Company still exposing workers to the risks of amputation, other serious injuries
A family-owned tortilla factory south of Austin in Texas still exposing workers to the risks of amputation and other serious injuries despite previous citations, and the Occupational Safety and Health Administration (OSHA) has proposed a $218,839 fine.
After receiving worker complaints about dangerous amputation hazards in the workplace, OSHA once again investigated conditions at El Milagro of Texas Inc. and found that the company once again failed to follow hazardous energy control procedures to prevent sudden machine start-up or movement during maintenance and servicing.
Inspectors cited El Milagro for three repeat violations related to energy control and four serious violations for failing to follow lockout/tagout procedures.
“More than half of workplace amputations involve some type of machinery, the Bureau of Labor Statistics reports. Energy control and lockout/tagout procedures are vital to protecting workers in manufacturing facilities,” said Casey Perkins, OSHA area director in Austin, Texas. “OSHA will hold employers accountable when they fail to comply with requirements to prevent worker exposure to dangerous hazards.”

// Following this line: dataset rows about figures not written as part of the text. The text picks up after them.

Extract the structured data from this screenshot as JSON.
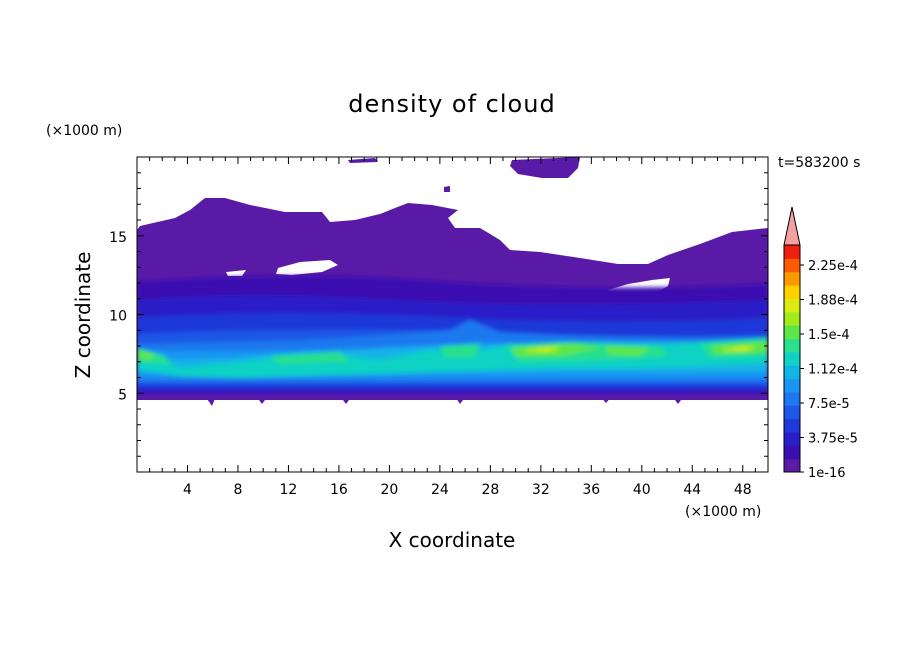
{
  "chart_data": {
    "type": "heatmap",
    "title": "density of cloud",
    "xlabel": "X coordinate",
    "ylabel": "Z coordinate",
    "x_unit": "(×1000 m)",
    "y_unit": "(×1000 m)",
    "time_label": "t=583200 s",
    "xlim": [
      0,
      50
    ],
    "ylim": [
      0,
      20
    ],
    "x_ticks": [
      "4",
      "8",
      "12",
      "16",
      "20",
      "24",
      "28",
      "32",
      "36",
      "40",
      "44",
      "48"
    ],
    "y_ticks": [
      "5",
      "10",
      "15"
    ],
    "colorbar": {
      "labels": [
        "1e-16",
        "3.75e-5",
        "7.5e-5",
        "1.12e-4",
        "1.5e-4",
        "1.88e-4",
        "2.25e-4"
      ],
      "levels": 16,
      "overflow_arrow": true,
      "colors": [
        "#5a1aa8",
        "#3a0fb0",
        "#2a1ec8",
        "#1f38d8",
        "#1e56e6",
        "#1f78ef",
        "#1896f2",
        "#12b4e6",
        "#10d2c4",
        "#28e08e",
        "#5ee646",
        "#a0ea1e",
        "#dcec12",
        "#ffd000",
        "#ff9a00",
        "#ff5a00",
        "#f02010"
      ],
      "arrow_color": "#f4a0a0"
    }
  }
}
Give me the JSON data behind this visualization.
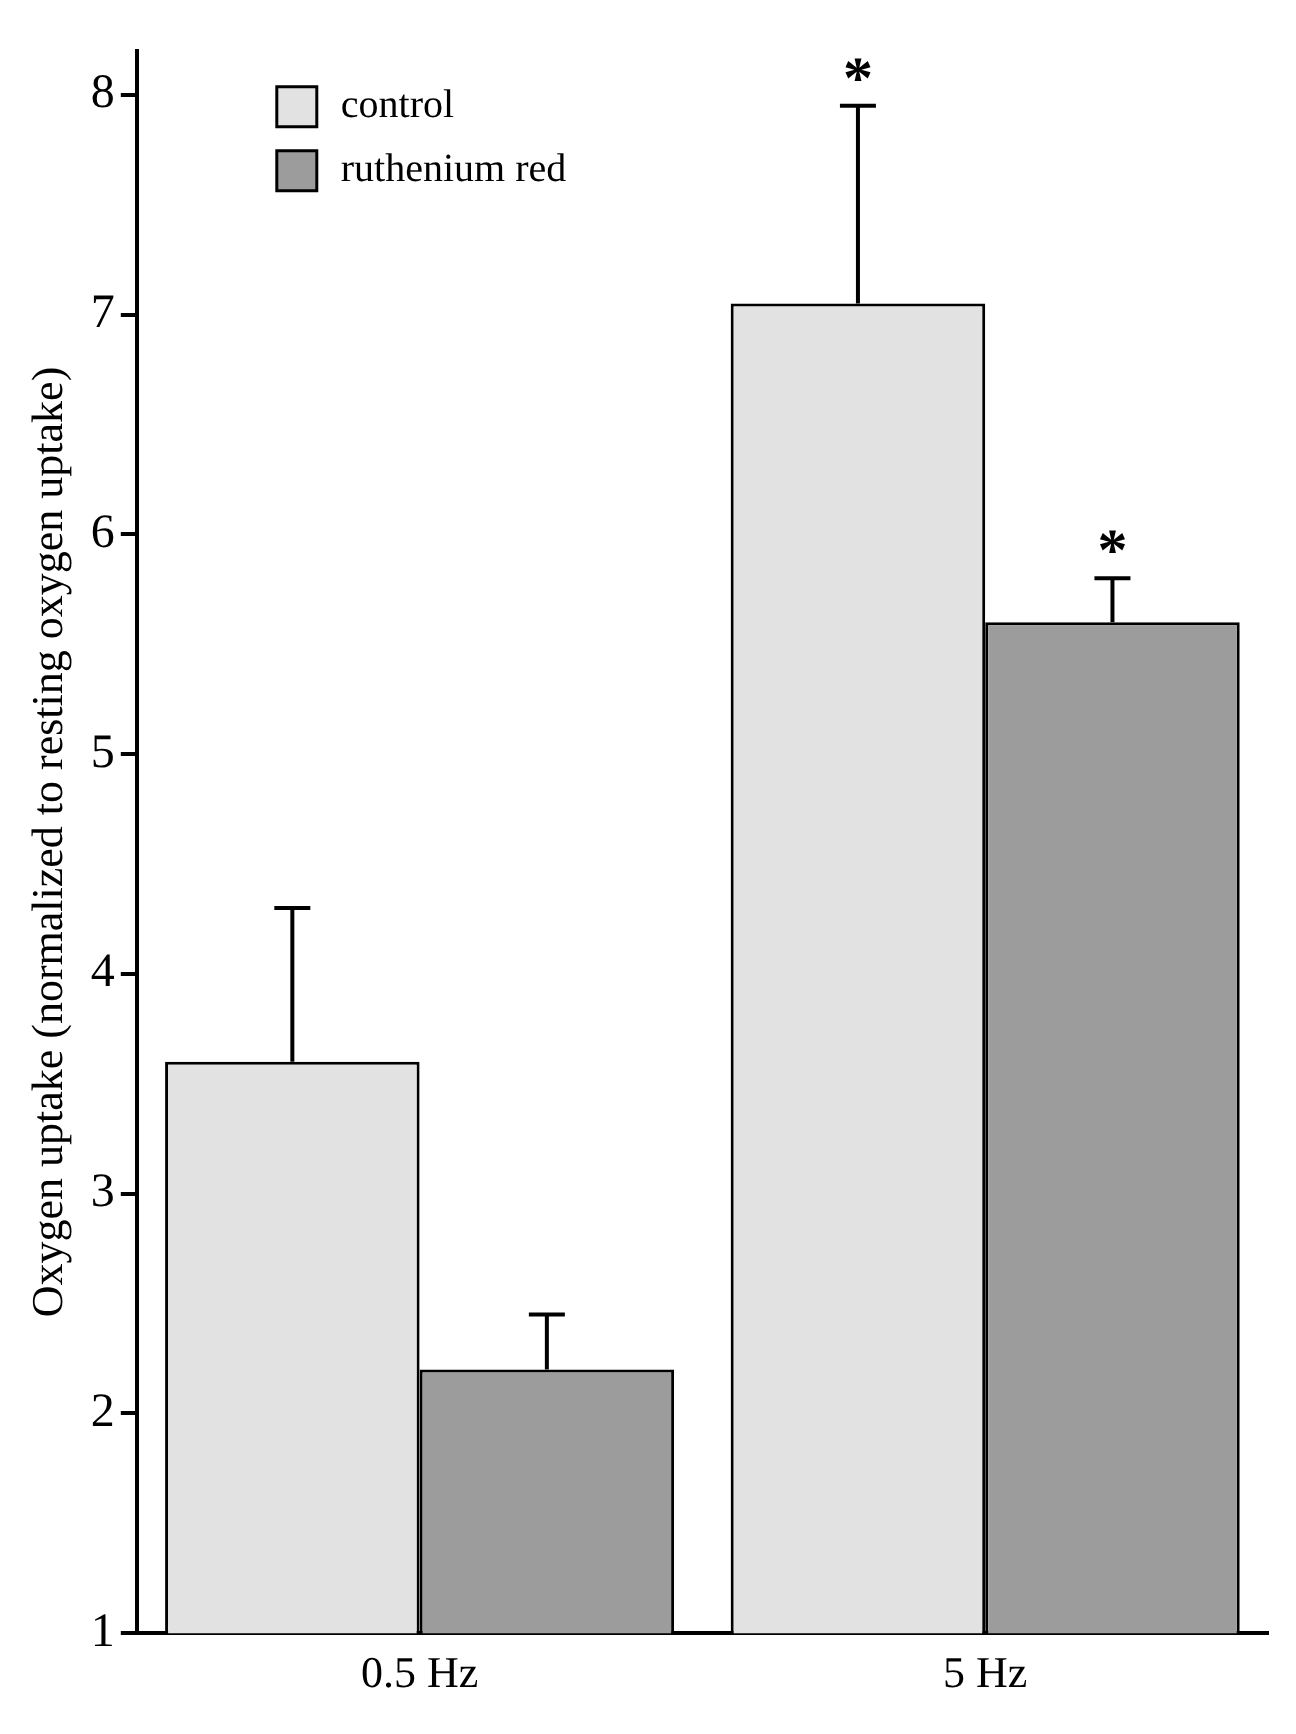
{
  "chart_data": {
    "type": "bar",
    "ylabel": "Oxygen uptake (normalized to resting oxygen uptake)",
    "categories": [
      "0.5 Hz",
      "5 Hz"
    ],
    "series": [
      {
        "name": "control",
        "color": "#e2e2e2",
        "values": [
          3.6,
          7.05
        ],
        "errors": [
          [
            3.6,
            4.3
          ],
          [
            7.05,
            7.95
          ]
        ]
      },
      {
        "name": "ruthenium red",
        "color": "#9c9c9c",
        "values": [
          2.2,
          5.6
        ],
        "errors": [
          [
            2.2,
            2.45
          ],
          [
            5.6,
            5.8
          ]
        ]
      }
    ],
    "ylim": [
      1,
      8.2
    ],
    "yticks": [
      1,
      2,
      3,
      4,
      5,
      6,
      7,
      8
    ],
    "grid": false,
    "legend": "top left",
    "annotations": [
      "*",
      "*"
    ]
  }
}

OSHA also cited the company for a repeat violation for failing to fit-test workers using respirators, and a serious violation for not performing medical evaluations for respirator use. It cited the company for the same violations in 2015 and 2018.
El Milagro of Texas has 15 business days from receipt of its citations and penalties to comply, request an informal conference with OSHA’s area director, or contest the findings before the independent Occupational Safety and Health Review Commission.
Previously, Ontario-based Morbern Inc. was fined after one of its workers was injured in an incident involving a table with moving parts. Also, Shawcor Ltd. was fined after one of its workers was injured after contact with machinery.